Chris Hemsworth of Marvel fame — and one of the biggest movie stars on the planet — will be taking an unexpected break from acting after learning that he carries two copies of a gene that spikes his chances of developing Alzheimer's disease.
The sobering revelation came to the "Thor" star while filming his latest TV show, "Limitless," in which he fights against aging and human mortality. Hemsworth ended up confronting his "biggest fear" after genetic testing showed that he carried two copies of the APOE4 gene from his mother and father. Studies have linked the gene to a markedly increased risk in developing Alzheimer's, and only two to three percent of people carry two copies like Hemsworth does, according to a National Institutes of Health (NIH) study.
Hemsworth described how the news was broken to him in a heartfelt interview with Vanity Fair.

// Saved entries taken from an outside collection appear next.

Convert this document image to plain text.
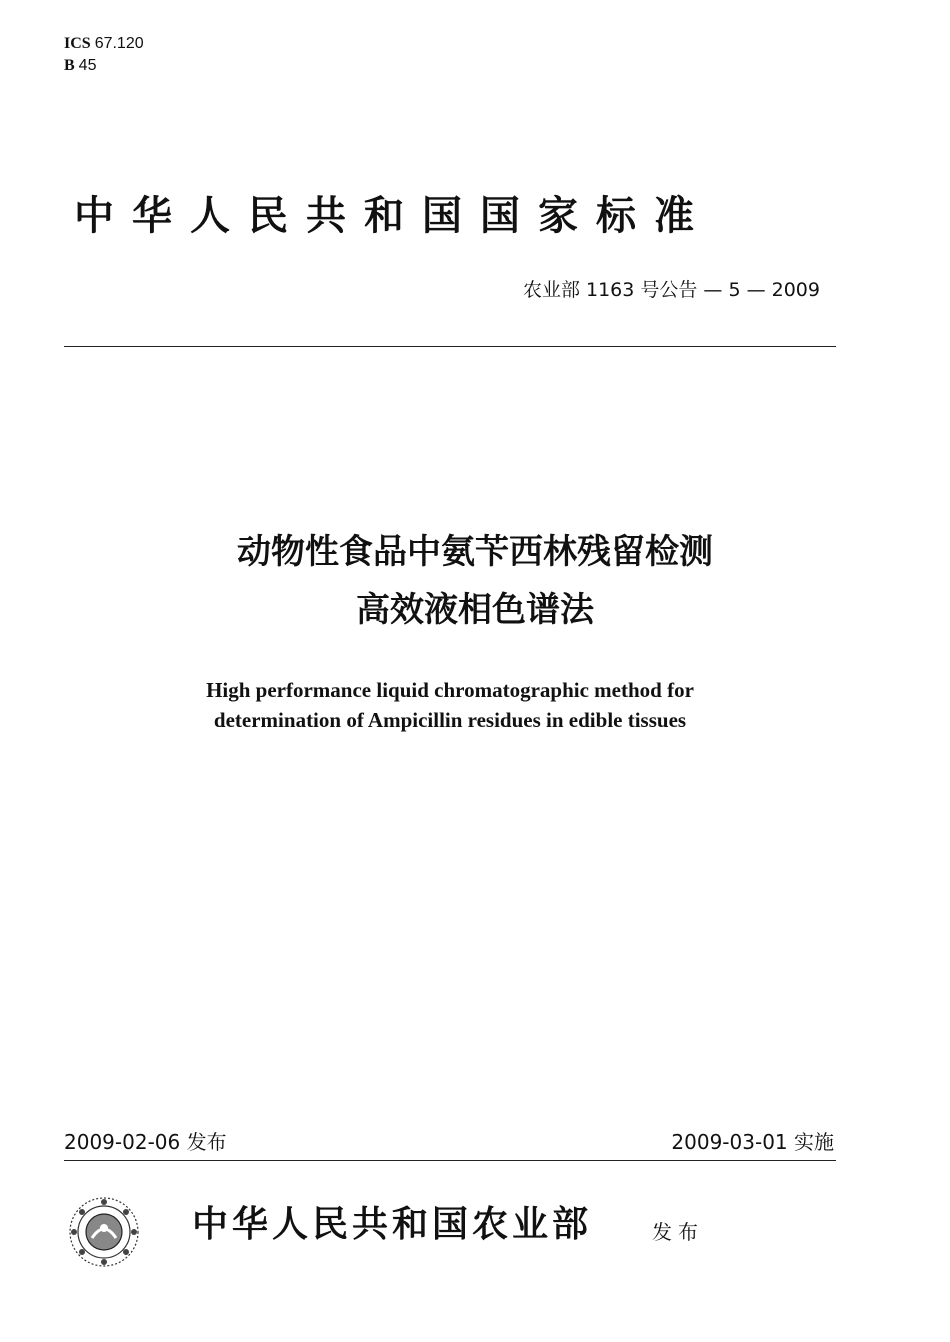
ICS 67.120
B 45
中华人民共和国国家标准
农业部 1163 号公告 — 5 — 2009
动物性食品中氨苄西林残留检测
高效液相色谱法
High performance liquid chromatographic method for
determination of Ampicillin residues in edible tissues
2009-02-06 发布	2009-03-01 实施
中华人民共和国农业部	发布
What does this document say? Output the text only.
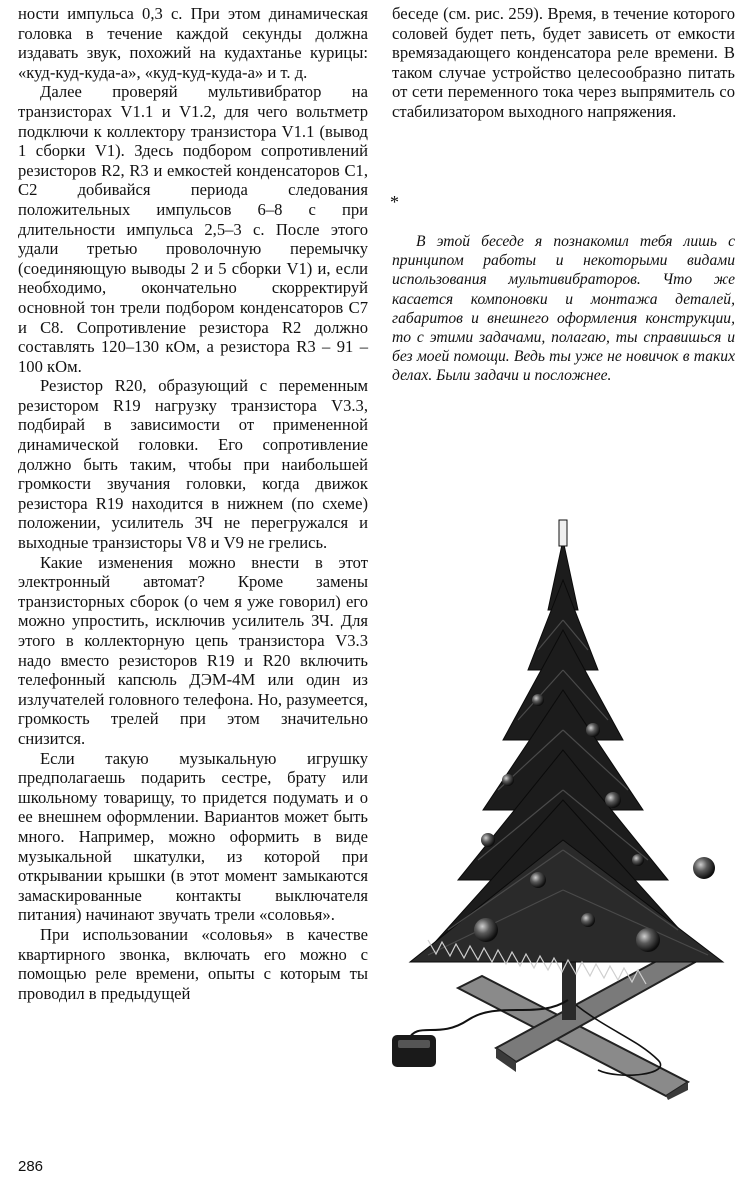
ности импульса 0,3 с. При этом динамическая головка в течение каждой секунды должна издавать звук, похожий на кудахтанье курицы: «куд-куд-куда-а», «куд-куд-куда-а» и т. д.

Далее проверяй мультивибратор на транзисторах V1.1 и V1.2, для чего вольтметр подключи к коллектору транзистора V1.1 (вывод 1 сборки V1). Здесь подбором сопротивлений резисторов R2, R3 и емкостей конденсаторов C1, C2 добивайся периода следования положительных импульсов 6–8 с при длительности импульса 2,5–3 с. После этого удали третью проволочную перемычку (соединяющую выводы 2 и 5 сборки V1) и, если необходимо, окончательно скорректируй основной тон трели подбором конденсаторов C7 и C8. Сопротивление резистора R2 должно составлять 120–130 кОм, а резистора R3 – 91 – 100 кОм.

Резистор R20, образующий с переменным резистором R19 нагрузку транзистора V3.3, подбирай в зависимости от примененной динамической головки. Его сопротивление должно быть таким, чтобы при наибольшей громкости звучания головки, когда движок резистора R19 находится в нижнем (по схеме) положении, усилитель ЗЧ не перегружался и выходные транзисторы V8 и V9 не грелись.

Какие изменения можно внести в этот электронный автомат? Кроме замены транзисторных сборок (о чем я уже говорил) его можно упростить, исключив усилитель ЗЧ. Для этого в коллекторную цепь транзистора V3.3 надо вместо резисторов R19 и R20 включить телефонный капсюль ДЭМ-4М или один из излучателей головного телефона. Но, разумеется, громкость трелей при этом значительно снизится.

Если такую музыкальную игрушку предполагаешь подарить сестре, брату или школьному товарищу, то придется подумать и о ее внешнем оформлении. Вариантов может быть много. Например, можно оформить в виде музыкальной шкатулки, из которой при открывании крышки (в этот момент замыкаются замаскированные контакты выключателя питания) начинают звучать трели «соловья».

При использовании «соловья» в качестве квартирного звонка, включать его можно с помощью реле времени, опыты с которым ты проводил в предыдущей

беседе (см. рис. 259). Время, в течение которого соловей будет петь, будет зависеть от емкости времязадающего конденсатора реле времени. В таком случае устройство целесообразно питать от сети переменного тока через выпрямитель со стабилизатором выходного напряжения.

*
В этой беседе я познакомил тебя лишь с принципом работы и некоторыми видами использования мультивибраторов. Что же касается компоновки и монтажа деталей, габаритов и внешнего оформления конструкции, то с этими задачами, полагаю, ты справишься и без моей помощи. Ведь ты уже не новичок в таких делах. Были задачи и посложнее.
286
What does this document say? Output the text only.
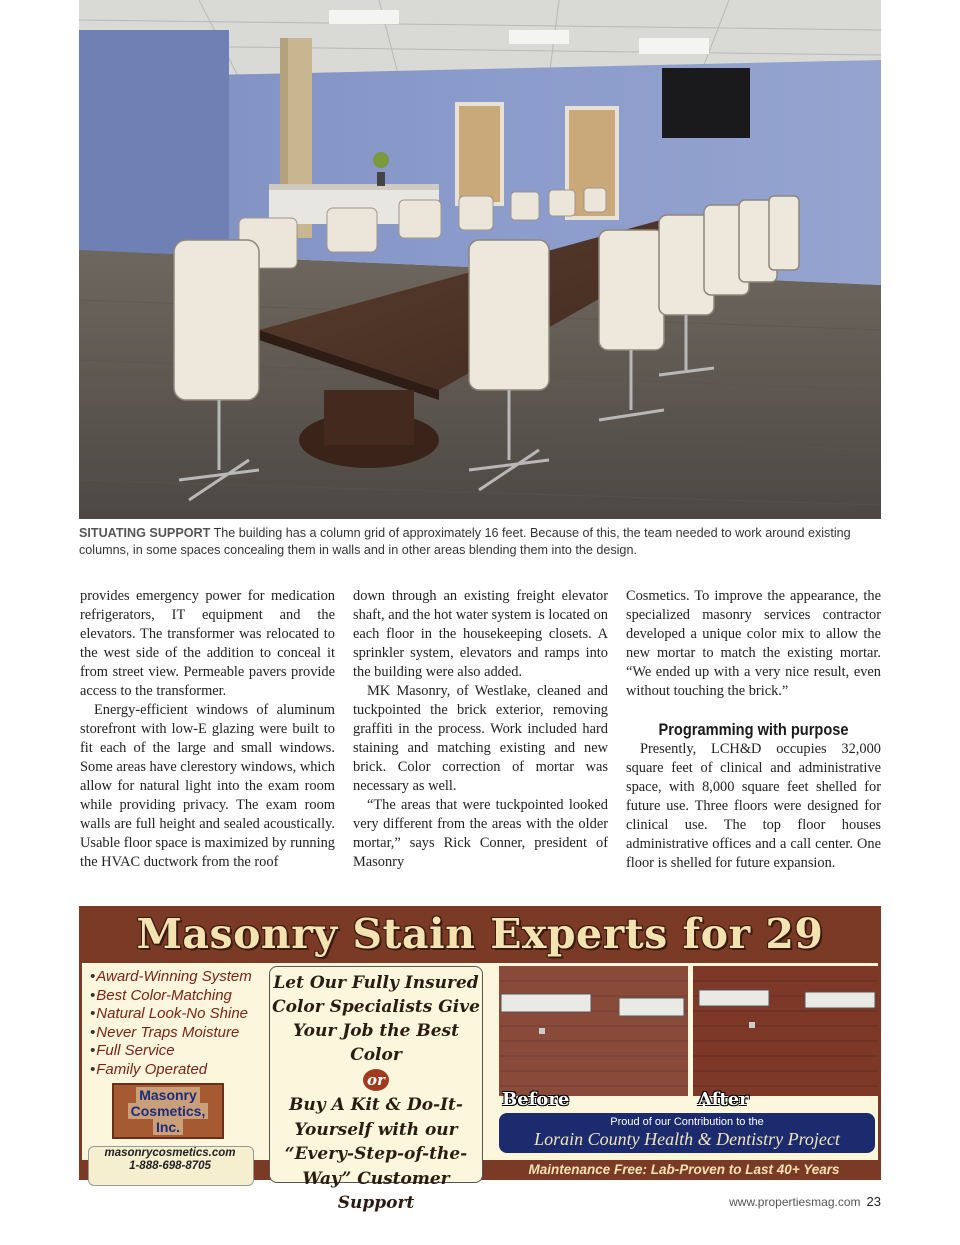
SITUATING SUPPORT The building has a column grid of approximately 16 feet. Because of this, the team needed to work around existing columns, in some spaces concealing them in walls and in other areas blending them into the design.

provides emergency power for medication refrigerators, IT equipment and the elevators. The transformer was relocated to the west side of the addition to conceal it from street view. Permeable pavers provide access to the transformer.

Energy-efficient windows of aluminum storefront with low-E glazing were built to fit each of the large and small windows. Some areas have clerestory windows, which allow for natural light into the exam room while providing privacy. The exam room walls are full height and sealed acoustically. Usable floor space is maximized by running the HVAC ductwork from the roof

down through an existing freight elevator shaft, and the hot water system is located on each floor in the housekeeping closets. A sprinkler system, elevators and ramps into the building were also added.

MK Masonry, of Westlake, cleaned and tuckpointed the brick exterior, removing graffiti in the process. Work included hard staining and matching existing and new brick. Color correction of mortar was necessary as well.

“The areas that were tuckpointed looked very different from the areas with the older mortar,” says Rick Conner, president of Masonry

Cosmetics. To improve the appearance, the specialized masonry services contractor developed a unique color mix to allow the new mortar to match the existing mortar. “We ended up with a very nice result, even without touching the brick.”

Programming with purpose

Presently, LCH&D occupies 32,000 square feet of clinical and administrative space, with 8,000 square feet shelled for future use. Three floors were designed for clinical use. The top floor houses administrative offices and a call center. One floor is shelled for future expansion.

Masonry Stain Experts for 29
• Award-Winning System
• Best Color-Matching
• Natural Look-No Shine
• Never Traps Moisture
• Full Service
• Family Operated
Masonry
Cosmetics,
Inc.
masonrycosmetics.com
1-888-698-8705
Let Our Fully Insured Color Specialists Give Your Job the Best Color
or
Buy A Kit & Do-It-Yourself with our “Every-Step-of-the-Way” Customer Support
Before	After
Proud of our Contribution to the
Lorain County Health & Dentistry Project
Maintenance Free: Lab-Proven to Last 40+ Years
www.propertiesmag.com 23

"Peter Attia, who is the longevity doctor in that episode, and overseeing a lot of the show, called [the show creator] and said, 'I don't want to tell him this on camera. We need to have an off-side conversation and see if he even wants this to be in the show,'" Hemsworth explained.
During the episode, Attia eventually tells Hemsworth that he's eight to ten times more likely to develop Alzheimer's than those who don't possess the APOE4 gene.
"It was pretty shocking because he called me up and he told me," the 39-year-old actor said.
Alzheimer's is a brain disorder that affects more than 6 million Americans, most over 65 years old, and is the leading cause of dementia in older adults, according to the NIH. The disease slowly deteriorates cognitive functions including memory, thinking, speaking, and the ability to perform simple tasks, eventually to the point that a patient becomes completely dependent on the help of others.
With no known cure, loved ones are helpless as they watch their friend or family member lose their personhood.
And Hemsworth would know this first hand: his grandfather has Alzheimer's.
"I'm not sure he actually remembers much anymore and he slips in and out of Dutch, which is his original language, so he'll be talking Dutch and English and then a mash-up and then maybe some other new words as well," Hemsworth told Vanity Fair.
When asked, the actor agreed that the prediction was unsettling.
"The reality of it sinks in. Your own mortality," Hemsworth told the magazine.
Hemsworth's situation raises an interesting dilemma: would you want to know your chances of developing a serious and fatal disease so far ahead of time, especially when there's no cure?
For many, the answer is an obvious yes. Early warning on diseases like cancer greatly improves a person's chances of treating and surviving it.
In many cases, too, genetic tests can be misleading. After all, in the case of Alzheimer's, having APOE4 only means an increased risk, not a definitive diagnosis. The authoritative nature of the science involved could cause someone to go their whole lives worrying about an outcome that might never pan out. Would it be worth it then?
It's a question Hemsworth himself mulled over after he was offered to air a version of the episode sans the genetic test results. Ultimately, he decided to keep them in.
"No, look, if this is a motivator for people to take better care of themselves and also understand that there are steps you can take — then fantastic," he said in the interview.
At any rate, Hemsworth is grateful that he took the test and is approaching the news optimistically.
"Whether or not any of this information helps you live longer, it's about living better right now," Hemsworth added. "Whatever you do right now to benefit your future self is having a huge benefit in your current self."
For Hemsworth, that means taking a break from acting and spending more time with his wife and kids, but clarifies that "it's not like I've been handed my resignation," so we can hopefully expect him to bounce back.
In the meantime, fans can look forward to his mysterious character in George Miller's upcoming "Mad Max: Fury Road" prequel "Furiosa" — which could be his coolest role yet.